There was a man at my old city church (back when I used to attend regularly) who would introduce his wife as “the love of my life and the life of my love.” He would state it time after time when meeting someone, and she just about glowed every time he said it, forty years later.

The church is gone now, recently closed due to the ravages of the economy and lack of attendance. It doesn’t seem real, hearing a church would close – after all, its God’s house, isn’t it? But God’s house, like everything else, needs money to pay the heating bill, keep the lights on, and pay the lay staff that worked within it.

It was a shame and it happened three more times within the span of five years at three other church buildings. Gone, too, are the elementary schools that were attached to them. No more CYO basketball games, no class reunions. I felt like a part of my heart was ripped out, and I only attended for twenty years. I can’t imagine the pain felt by those who family history is entrenched within the walls and on the grounds.

My husband has begun what to his thinking is a necessary leg of yet another journey, a short term assignment working in nuclear power once again. Thankfully, it is a desk job and he no longer will feel the brunt of the physical side of this business, wearing his already overworked body into the ground. As Martha would say, “it’s a good thing” and I’m glad he’s doing it. But I miss him terribly this go round, and I don’t really understand why. He’s been gone before, on the road performing his comedy act and building a nice career in that business. He’s been gone two days and it feels like two weeks.

I think part of my missing him is the realization of what we have and how long it took for us to find it. Recently seeing my children’s fathers again (yes, you read that right, there are two before him) confirmed what I had recently come to realize. These men were placed in my life at strategic times, to help me raise the children we would have and to perhaps allow me to help them in their lives as well. Although it flies in the face of religious sanctimonious tradition, I did not live out my life committed to only one person. I think God wanted it this way, because my last and final husband truly is the love of my life. He saved him for last. Although I loved the others in my own way, I have been moved to see what the truest form of love really is.

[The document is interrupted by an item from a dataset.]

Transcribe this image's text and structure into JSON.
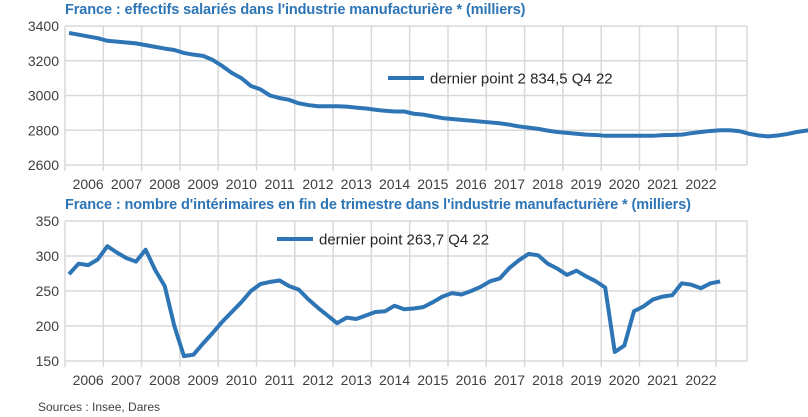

My children are grown now and have found their loves as well, moving towards the direction to which they know they are destined. They seem so much smarter than I was in matters of the heart, not making the mistakes I did. I can’t help but think they learned by osmosis, hearing the gospel on Sunday in the churches that would not be there when they were old enough to want to attend.

Our lives are what we make it, I guess. We must learn to stand on our own, whether or not there are old church buildings still standing or strong shoulders of the men we marry to lean on. I think that’s the way its really supposed to be. The love of my life has been both the church and a man who finally found me after forty two years of searching. I miss both of them terribly, but understand the reasoning behind their leaving. Perhaps I needed one to fall in order to find the other. The Church is not dead, God is everywhere, and there will be other buildings in which he'll build his house. I’ll be here when they return, offering up praise and thanksgiving, and grateful for another day to do it all over again tomorrow.